As with Wheelock, Newbury, Mount Ida, and Hampshire, Green Mountain noted the unforgiving demographics of New England.  The part of the country that gave birth to American higher education as we know it isn’t producing or attracting enough students to maintain what it has built.  But it’s partially a tale of different sectors. New England’s elite institutions -- the Harvards of the world -- are, and will be, mostly fine. (The asterisk here is for Hampshire, which counted itself among the five colleges.)  Its public institutions have struggled pretty much forever, largely because states there saw the elite private colleges picking up the slack. As Governor Dukakis supposedly claimed, it was okay to underfund UMass because Harvard and MIT were already there.  Non-elite private colleges, though, are really up against it.

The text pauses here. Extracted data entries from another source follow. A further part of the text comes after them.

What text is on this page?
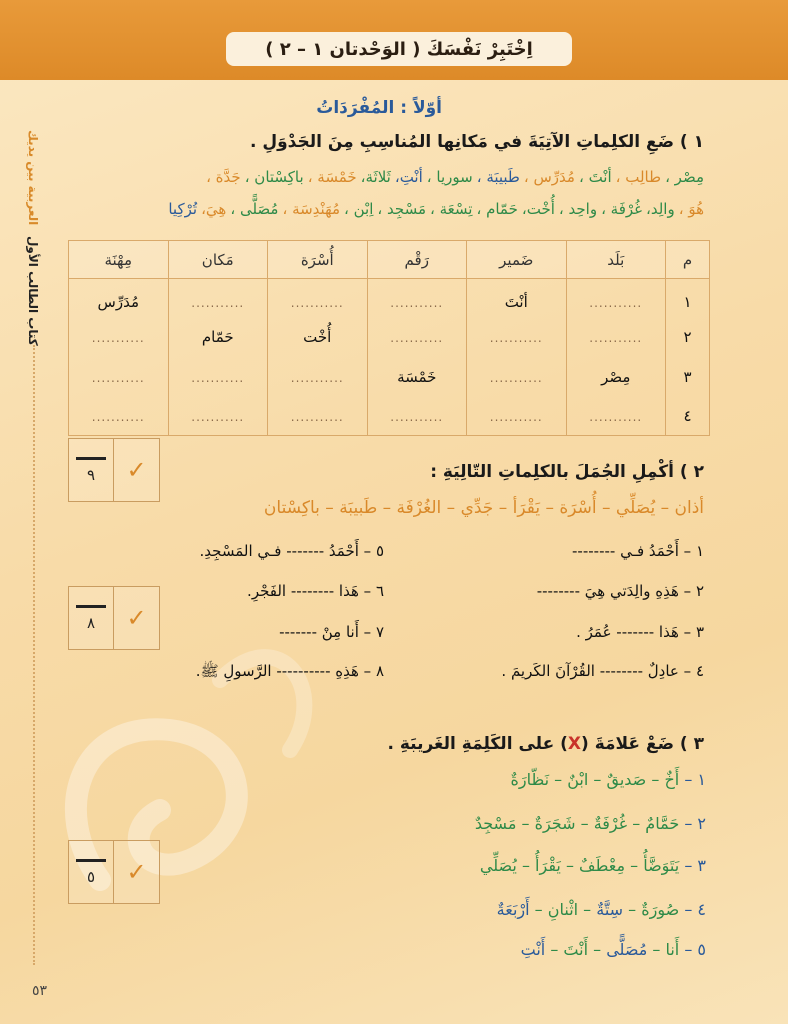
اِخْتَبِرْ نَفْسَكَ ( الوَحْدتان ١ – ٢ )
العربية بين يديك
كتاب الطالب الأول
٥٣
أوّلاً : المُفْرَدَاتُ
١ ) ضَعِ الكلِماتِ الآتِيَةَ في مَكانِها المُناسِبِ مِنَ الجَدْوَلِ .
مِصْر ،طالِب ،أنْتَ ،مُدَرِّس ،طَبيبَة ،سوريا ،أنْتِ،ثَلاثَة،خَمْسَة ،باكِسْتان ،جَدَّة ،
هُوَ ،والِد،غُرْفَة ،واحِد ،أُخْت،حَمّام ،تِسْعَة ،مَسْجِد ،اِبْن ،مُهَنْدِسَة ،مُصَلًّى ،هِيَ،تُرْكِيا
م	بَلَد	ضَمير	رَقْم	أُسْرَة	مَكان	مِهْنَة
١	...........	أنْتَ	...........	...........	...........	مُدَرِّس
٢	...........	...........	...........	أُخْت	حَمّام	...........
٣	مِصْر	...........	خَمْسَة	...........	...........	...........
٤	...........	...........	...........	...........	...........	...........
٩ ✓	٢ ) أكْمِلِ الجُمَلَ بالكلِماتِ التّالِيَةِ :
أذان – يُصَلِّي – أُسْرَة – يَقْرَأ – جَدِّي – الغُرْفَة – طَبيبَة – باكِسْتان
١ – أَحْمَدُ فـي --------
٢ – هَذِهِ والِدَتي هِيَ --------
٣ – هَذا ------- عُمَرُ .
٤ – عادِلٌ -------- القُرْآنَ الكَريمَ .
٥ – أَحْمَدُ ------- فـي المَسْجِدِ.
٦ – هَذا -------- الفَجْرِ.
٧ – أَنا مِنْ -------
٨ – هَذِهِ ---------- الرَّسولِ ﷺ.
٨ ✓
٣ ) ضَعْ عَلامَةَ (X) على الكَلِمَةِ الغَريبَةِ .
١ – أَخٌ – صَديقٌ – ابْنٌ – نَظّارَةٌ
٢ – حَمَّامٌ – غُرْفَةٌ – شَجَرَةٌ – مَسْجِدٌ
٣ – يَتَوَضَّأُ – مِعْطَفٌ – يَقْرَأُ – يُصَلِّي
٤ – صُورَةٌ – سِتَّةٌ – اثْنانِ – أَرْبَعَةٌ
٥ – أَنا – مُصَلًّى – أَنْتَ – أَنْتِ
٥ ✓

To really understand why, think like a parent.  Backbreaking tuition for an MIT may make sense; it’s one of the best in the world at what it does, and it opens doors few others can open.  Much more modest tuition for a local public college may make sense. But backbreaking tuition for a college that few people more than an hour away have heard of is a tough sell.  Some of them have survived on spectacularly high discount rates, but there are natural limits to that. As long as they’re afflicted by Baumol’s Cost Disease, and they don’t have national reputations or obvious programmatic hooks, they’ll get squeezed.  And even a programmatic hook is no guarantee. Green Mountain had a clear hook with environmental studies, but it wasn’t enough.

New England may be hitting this point first, but other regions are likely to follow.  The future conditional is starting to give way to the present. I hope the rest of us heed the warnings, so we don’t wind up relegated to the past.